If you want to query the information about the last ANALYZE operation, sort the information by using the analyze_timestamp parameter.

SELECT schema_name,                -- The schema of the table.
       table_name,                 -- The name of the table.
       schema_version,             -- The version of the table.
       statistic_version,          -- The version of the statistics obtained by using the last ANALYZE operation.
       total_rows,                 -- The number of rows involved in the last ANALYZE operation.
       analyze_timestamp           -- The end of the time range when the last ANALYZE operation is performed.
FROM   hologres_statistic.hg_table_statistic
WHERE  table_name = '<tablename>'
ORDER BY analyze_timestamp DESC;

The hologres_statistic.hg_table_statistic table stores 0 to n statistical records for each table. If the hologres_statistic.hg_table_statistic table stores 0 statistical records for a table, no ANALYZE operation is performed on this table before. If the hologres_statistic.hg_table_statistic table stores one or more statistical records for the table, at least one ANALYZE operation is performed on this table before.
If the hologres_statistic.hg_table_statistic table stores two or more statistical records for the table, the values of the schema_version parameter in the statistical records are different. This is because the schema of the table is changed. For example, if you execute a statement such as the ADD COLUMN statement, the system generates a new statistical record and discards the existing statistical record.

The following sample code provides an example of a query result for a table with two statistical records stored in the hologres_statistic.hg_table_statistic table.

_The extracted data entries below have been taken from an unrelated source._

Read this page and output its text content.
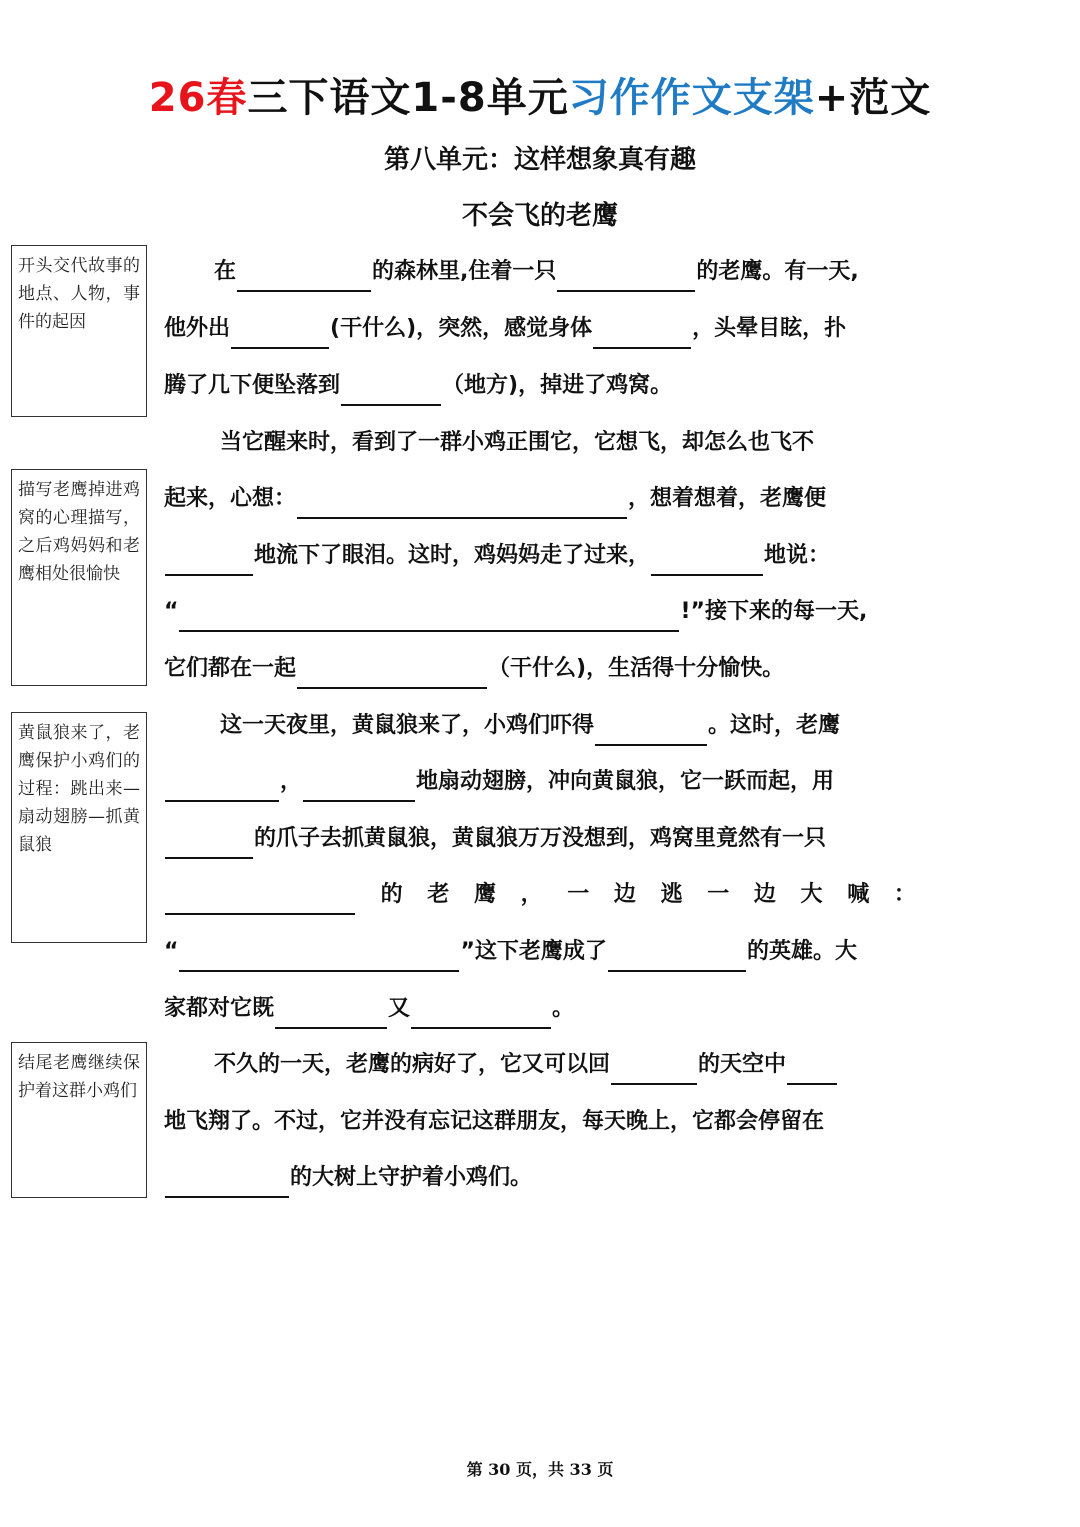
26春三下语文1-8单元习作作文支架+范文
第八单元：这样想象真有趣
不会飞的老鹰
开头交代故事的地点、人物，事件的起因
描写老鹰掉进鸡窝的心理描写，之后鸡妈妈和老鹰相处很愉快
黄鼠狼来了，老鹰保护小鸡们的过程：跳出来—扇动翅膀—抓黄鼠狼
结尾老鹰继续保护着这群小鸡们
在	的森林里,住着一只	的老鹰。有一天,
他外出	(干什么)，突然，感觉身体	，头晕目眩，扑
腾了几下便坠落到	（地方)，掉进了鸡窝。
当它醒来时，看到了一群小鸡正围它，它想飞，却怎么也飞不
起来，心想：	，想着想着，老鹰便
地流下了眼泪。这时，鸡妈妈走了过来，	地说：
“	!”接下来的每一天,
它们都在一起	（干什么)，生活得十分愉快。
这一天夜里，黄鼠狼来了，小鸡们吓得	。这时，老鹰
，	地扇动翅膀，冲向黄鼠狼，它一跃而起，用
的爪子去抓黄鼠狼，黄鼠狼万万没想到，鸡窝里竟然有一只
的 老 鹰 ， 一 边 逃 一 边 大 喊 ：
“	”这下老鹰成了	的英雄。大
家都对它既	又	。
不久的一天，老鹰的病好了，它又可以回	的天空中
地飞翔了。不过，它并没有忘记这群朋友，每天晚上，它都会停留在
的大树上守护着小鸡们。
第 30 页，共 33 页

In this example, the value of the schema_version parameter in the first statistical record is greater than that in the second statistical record. Therefore, the second statistical record is discarded.

 schema_name |    table_name    | schema_version | statistic_version | total_rows |  analyze_timestamp
-------------+------------------+----------------+-------------------+------------+---------------------
 public      | tbl_name_example |             13 |              8580 |      10002 | 2022-04-29 16:03:18
 public      | tbl_name_example |             10 |              8576 |      10002 | 2022-04-29 15:41:20
(2 rows)

Hologres V0.10 and V1.1 do not delete discarded statistical records from the hologres_statistic.hg_table_statistic table. You do not need to pay attention to these records.

FAQ

In the following scenarios, the auto-analyze feature does not work properly. You can resolve the issues by following the solutions provided in this section.

Why does the hologres_statistic.hg_table_statistic table have no statistical records?
- Problem description: When I try to query statistics about a table in the hologres_statistic.hg_table_statistic table, no statistics are returned.
- Cause:
  - The auto-analyze feature is not enabled, or the table that you want to query does not meet the conditions to trigger an ANALYZE operation.
  - An error occurs in the auto-analyze feature. You can submit a ticket for troubleshooting.
- Solution: Execute an ANALYZE statement.
Why is the value of the analyze_timestamp parameter excessively small?
- Problem description: In a query result, the value of the analyze_timestamp parameter is much smaller than the current timestamp. This means that no ANALYZE operation is performed for a long period of time.
- Cause:
  - The auto-analyze feature does not work properly.
  - The auto-analyze feature was once manually disabled.
- Solution: Manually trigger an ANALYZE operation. Then, submit a ticket for troubleshooting.